Read all of the frustration Hayes has suffered trying to get the DIA to release these documents. While you're there, be sure to read Fred Barnes' demolition of the poll numbers that Democrats have thrown around in their debate over the past month about the 80% of Iraqis who want the Americans to immediately withdraw from their country:

If we knew the "internals" of the poll's sample, we could say for sure whether 82 percent of a representative sample of Iraqis said they favored immediate withdrawal. I contacted Rayment, who broke the poll story, and learned the sample size (1,264 Iraqis), but not the breakdown of Sunnis, Shia, and Kurds. That remains unknown, at least publicly. It matters, though. If the sample consisted disproportionately of Sunnis, for example, that would explain a high number of respondents who want U.S. forces to withdraw immediately. However, it wouldn't be a faithful reflection of overall Iraqi opinion.

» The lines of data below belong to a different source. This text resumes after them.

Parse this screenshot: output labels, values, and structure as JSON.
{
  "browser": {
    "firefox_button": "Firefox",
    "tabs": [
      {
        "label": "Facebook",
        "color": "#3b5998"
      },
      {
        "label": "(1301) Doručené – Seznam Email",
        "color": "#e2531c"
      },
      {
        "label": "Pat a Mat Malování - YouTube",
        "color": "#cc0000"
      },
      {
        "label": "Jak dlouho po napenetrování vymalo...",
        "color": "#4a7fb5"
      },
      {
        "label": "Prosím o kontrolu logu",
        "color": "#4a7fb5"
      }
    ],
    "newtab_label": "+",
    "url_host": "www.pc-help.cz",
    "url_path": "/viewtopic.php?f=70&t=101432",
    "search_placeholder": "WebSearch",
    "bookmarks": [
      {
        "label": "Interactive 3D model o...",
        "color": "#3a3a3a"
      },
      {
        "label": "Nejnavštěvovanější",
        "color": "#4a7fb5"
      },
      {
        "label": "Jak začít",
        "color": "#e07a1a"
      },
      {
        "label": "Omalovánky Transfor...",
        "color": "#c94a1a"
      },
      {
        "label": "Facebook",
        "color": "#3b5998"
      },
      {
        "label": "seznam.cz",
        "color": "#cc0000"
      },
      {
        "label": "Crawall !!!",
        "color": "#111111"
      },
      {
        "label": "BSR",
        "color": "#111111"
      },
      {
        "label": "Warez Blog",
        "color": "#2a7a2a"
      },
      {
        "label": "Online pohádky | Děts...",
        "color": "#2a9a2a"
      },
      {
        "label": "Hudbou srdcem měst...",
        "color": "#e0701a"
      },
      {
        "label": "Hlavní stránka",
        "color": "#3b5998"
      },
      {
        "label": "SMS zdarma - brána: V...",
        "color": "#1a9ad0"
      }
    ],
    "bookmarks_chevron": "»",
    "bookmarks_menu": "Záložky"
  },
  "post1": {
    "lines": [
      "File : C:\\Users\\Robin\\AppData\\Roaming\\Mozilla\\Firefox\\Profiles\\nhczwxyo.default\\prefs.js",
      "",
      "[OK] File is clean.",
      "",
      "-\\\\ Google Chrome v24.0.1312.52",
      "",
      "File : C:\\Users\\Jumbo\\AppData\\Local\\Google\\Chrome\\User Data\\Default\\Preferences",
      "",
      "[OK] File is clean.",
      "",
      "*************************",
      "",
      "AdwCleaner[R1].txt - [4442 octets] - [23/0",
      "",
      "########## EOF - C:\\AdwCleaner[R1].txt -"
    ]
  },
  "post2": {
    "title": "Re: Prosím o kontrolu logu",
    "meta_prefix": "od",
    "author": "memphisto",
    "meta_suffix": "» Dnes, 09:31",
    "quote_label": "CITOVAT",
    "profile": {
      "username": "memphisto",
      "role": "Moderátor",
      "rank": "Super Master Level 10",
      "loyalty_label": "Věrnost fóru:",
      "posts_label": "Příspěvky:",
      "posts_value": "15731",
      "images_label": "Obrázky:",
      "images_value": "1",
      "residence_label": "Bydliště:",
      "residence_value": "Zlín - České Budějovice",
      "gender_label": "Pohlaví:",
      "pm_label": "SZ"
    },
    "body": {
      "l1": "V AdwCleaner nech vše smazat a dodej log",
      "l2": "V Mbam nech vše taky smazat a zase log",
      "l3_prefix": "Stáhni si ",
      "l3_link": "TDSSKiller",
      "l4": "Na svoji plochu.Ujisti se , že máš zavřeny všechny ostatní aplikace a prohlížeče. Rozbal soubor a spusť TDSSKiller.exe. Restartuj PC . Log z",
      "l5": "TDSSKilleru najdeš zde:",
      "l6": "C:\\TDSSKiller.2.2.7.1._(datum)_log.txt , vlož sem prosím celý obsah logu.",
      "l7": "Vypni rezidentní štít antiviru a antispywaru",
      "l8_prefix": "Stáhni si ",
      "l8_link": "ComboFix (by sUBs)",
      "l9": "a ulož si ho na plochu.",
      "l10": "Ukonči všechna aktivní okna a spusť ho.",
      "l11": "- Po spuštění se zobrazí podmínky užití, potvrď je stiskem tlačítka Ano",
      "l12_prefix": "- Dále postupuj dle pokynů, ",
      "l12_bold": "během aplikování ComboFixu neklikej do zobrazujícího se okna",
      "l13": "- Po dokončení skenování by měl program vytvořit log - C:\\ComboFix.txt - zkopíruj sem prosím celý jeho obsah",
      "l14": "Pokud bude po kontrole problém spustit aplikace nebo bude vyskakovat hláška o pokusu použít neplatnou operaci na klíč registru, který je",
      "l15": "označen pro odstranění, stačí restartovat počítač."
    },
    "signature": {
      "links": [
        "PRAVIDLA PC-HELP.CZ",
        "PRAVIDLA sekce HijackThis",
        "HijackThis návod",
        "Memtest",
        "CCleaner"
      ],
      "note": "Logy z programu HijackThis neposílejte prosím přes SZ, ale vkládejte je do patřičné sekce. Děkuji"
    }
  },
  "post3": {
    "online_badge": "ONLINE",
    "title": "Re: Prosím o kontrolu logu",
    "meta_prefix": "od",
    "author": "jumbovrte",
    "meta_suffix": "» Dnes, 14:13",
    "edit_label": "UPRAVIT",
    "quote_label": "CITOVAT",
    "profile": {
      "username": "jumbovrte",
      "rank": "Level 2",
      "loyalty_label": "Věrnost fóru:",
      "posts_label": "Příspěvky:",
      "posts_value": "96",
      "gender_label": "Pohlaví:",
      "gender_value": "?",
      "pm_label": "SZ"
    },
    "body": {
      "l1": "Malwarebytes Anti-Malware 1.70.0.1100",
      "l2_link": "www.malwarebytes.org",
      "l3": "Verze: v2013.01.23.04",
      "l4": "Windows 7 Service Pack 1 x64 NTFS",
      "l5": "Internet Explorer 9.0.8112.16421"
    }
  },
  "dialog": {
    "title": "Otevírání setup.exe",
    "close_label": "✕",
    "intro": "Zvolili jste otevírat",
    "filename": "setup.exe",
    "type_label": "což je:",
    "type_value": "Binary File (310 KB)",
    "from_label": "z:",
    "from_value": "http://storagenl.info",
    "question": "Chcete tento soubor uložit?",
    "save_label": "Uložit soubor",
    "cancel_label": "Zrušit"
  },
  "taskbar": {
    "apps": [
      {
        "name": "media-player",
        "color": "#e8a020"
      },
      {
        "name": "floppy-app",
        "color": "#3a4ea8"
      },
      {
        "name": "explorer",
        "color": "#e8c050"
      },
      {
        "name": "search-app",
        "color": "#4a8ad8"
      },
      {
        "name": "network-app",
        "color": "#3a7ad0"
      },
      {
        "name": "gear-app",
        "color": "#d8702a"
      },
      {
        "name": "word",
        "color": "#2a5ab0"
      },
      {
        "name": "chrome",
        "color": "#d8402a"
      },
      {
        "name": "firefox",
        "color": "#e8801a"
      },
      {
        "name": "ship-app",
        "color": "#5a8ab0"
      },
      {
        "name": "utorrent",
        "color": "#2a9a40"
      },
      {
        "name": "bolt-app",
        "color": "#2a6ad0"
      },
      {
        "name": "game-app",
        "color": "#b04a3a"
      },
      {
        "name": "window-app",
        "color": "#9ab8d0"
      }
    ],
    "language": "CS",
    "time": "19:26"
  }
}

Earlier polls tell a different (and clearer) story, though still not one that's favorable to keeping American troops in Iraq indefinitely. In March 2004, a BBC poll of 2,500 Iraqis found that 51 percent opposed the continued presence of coalition troops in their country. And in May 2004, a poll in six Iraqi cities, including ones with significant Sunni populations, put the percentage of Iraqis who want coalition forces to "leave immediately" at 41 percent. And 55 percent said they would feel safer if those forces left.

Be sure to read the entire analysis. Until we know more about how this survey got conducted and the sample used, it seems prudent to treat this as an outlier at best, and potentially dishonest.